American Renaissance

Edwards to Southern Whites: “Get Lost”

Council of Conservative Citizens Online

On his campaign dash across South Carolina, John Edwards has kissed, hugged, and glad-handed his way through enthusiastic throngs of gyrating blacks. Like all liberal Democrats, Edwards is convinced that black votes are essential for the Democratic presidential nomination. Black voters, most political pundits agree, decide elections in the South.

John Edwards, like the two previous governors of South Carolina, needs remedial education about Southern politics. Ten years ago, former Republican SC governor David Beasley vowed not to tamper with the Confederate flag flying over the state capitol. When he betrayed his promise, Beasley was not reelected. His successor, the doltish Democrat Jim Hodges made a similar pledge to avoid the flag controversy. After Hodges removed the flag from the capitol dome, he too was replaced. Yet Edwards, also known as “Johnny Prance and Dance” in North Carolina, has decided to make the same mistake.
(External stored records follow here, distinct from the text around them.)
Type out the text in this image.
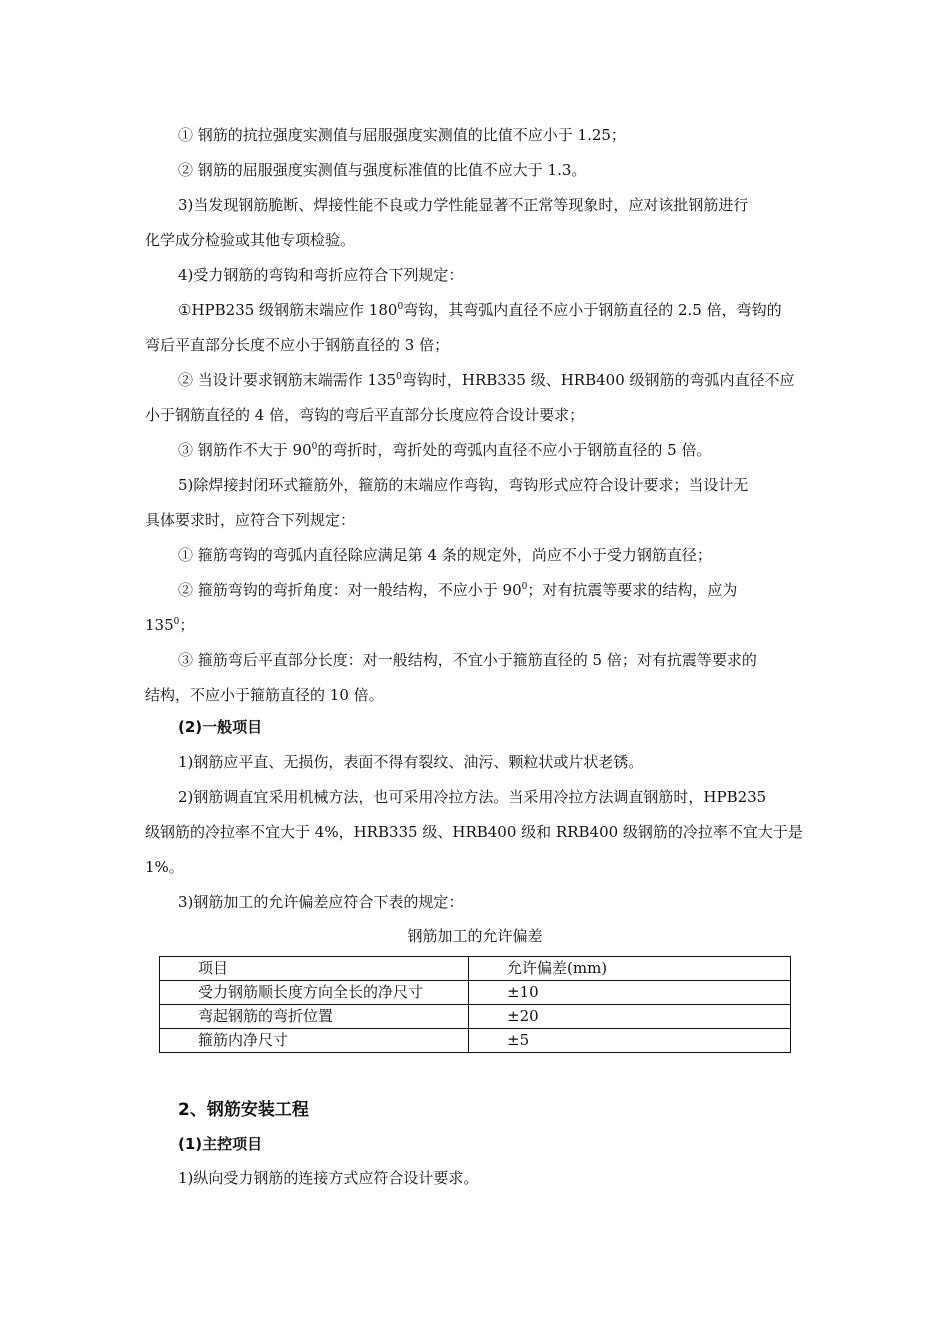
① 钢筋的抗拉强度实测值与屈服强度实测值的比值不应小于 1.25；
② 钢筋的屈服强度实测值与强度标准值的比值不应大于 1.3。
3)当发现钢筋脆断、焊接性能不良或力学性能显著不正常等现象时，应对该批钢筋进行
化学成分检验或其他专项检验。
4)受力钢筋的弯钩和弯折应符合下列规定：
①HPB235 级钢筋末端应作 $180^0$弯钩，其弯弧内直径不应小于钢筋直径的 2.5 倍，弯钩的
弯后平直部分长度不应小于钢筋直径的 3 倍；
② 当设计要求钢筋末端需作 $135^0$弯钩时，HRB335 级、HRB400 级钢筋的弯弧内直径不应
小于钢筋直径的 4 倍，弯钩的弯后平直部分长度应符合设计要求；
③ 钢筋作不大于 $90^0$的弯折时，弯折处的弯弧内直径不应小于钢筋直径的 5 倍。
5)除焊接封闭环式箍筋外，箍筋的末端应作弯钩，弯钩形式应符合设计要求；当设计无
具体要求时，应符合下列规定：
① 箍筋弯钩的弯弧内直径除应满足第 4 条的规定外，尚应不小于受力钢筋直径；
② 箍筋弯钩的弯折角度：对一般结构，不应小于 $90^0$；对有抗震等要求的结构，应为
$135^0$；
③ 箍筋弯后平直部分长度：对一般结构，不宜小于箍筋直径的 5 倍；对有抗震等要求的
结构，不应小于箍筋直径的 10 倍。
(2)一般项目
1)钢筋应平直、无损伤，表面不得有裂纹、油污、颗粒状或片状老锈。
2)钢筋调直宜采用机械方法，也可采用冷拉方法。当采用冷拉方法调直钢筋时，HPB235
级钢筋的冷拉率不宜大于 4%，HRB335 级、HRB400 级和 RRB400 级钢筋的冷拉率不宜大于是
1%。
3)钢筋加工的允许偏差应符合下表的规定：
钢筋加工的允许偏差
项目	允许偏差(mm)
受力钢筋顺长度方向全长的净尺寸	±10
弯起钢筋的弯折位置	±20
箍筋内净尺寸	±5
2、钢筋安装工程
(1)主控项目
1)纵向受力钢筋的连接方式应符合设计要求。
Using language straight from the NAACP handbook, Edwards declared that the Confederate flag should be banned from all public places. Edwards has also stated that he will honor the NAACP boycott of South Carolina by staying in private homes during his campaign. The NAACP launched the boycott after the Confederate flag was raised in front of the state house following its removal from atop the dome.

Despite his shrill rants against the Confederate colors, Edwards failed to secure an important black endorsement. Congressman James Clyburn, the most powerful black politician in the state, threw his support behind John Kerry.

One political pollster noted that elections in South Carolina are decided by several thousand swing voters. These same voters ousted two governors for disrespecting the Confederate flag. Edwards will be no different.

Now that Edwards’ views on the flag have been widely reported, the Democratic candidates can count on the White swing to come out and slam Johnny Prance and Dance.

Knowing as we do the tendencies of White voters in South Carolina, the C of CC predicts, with complete impartiality, that Edwards will lose to the winner by at least three percentage points. He may not even come in second if the anti-Edwards vote goes to Howard Dean.

Republicans and Democrats share one thing in common — both parties are self-delusional where black voters and the Confederate flag are concerned. Both parties believe blacks are necessary to win elections, and neither party will admit that a negative view of the Confederate flag can cost them at the ballot box.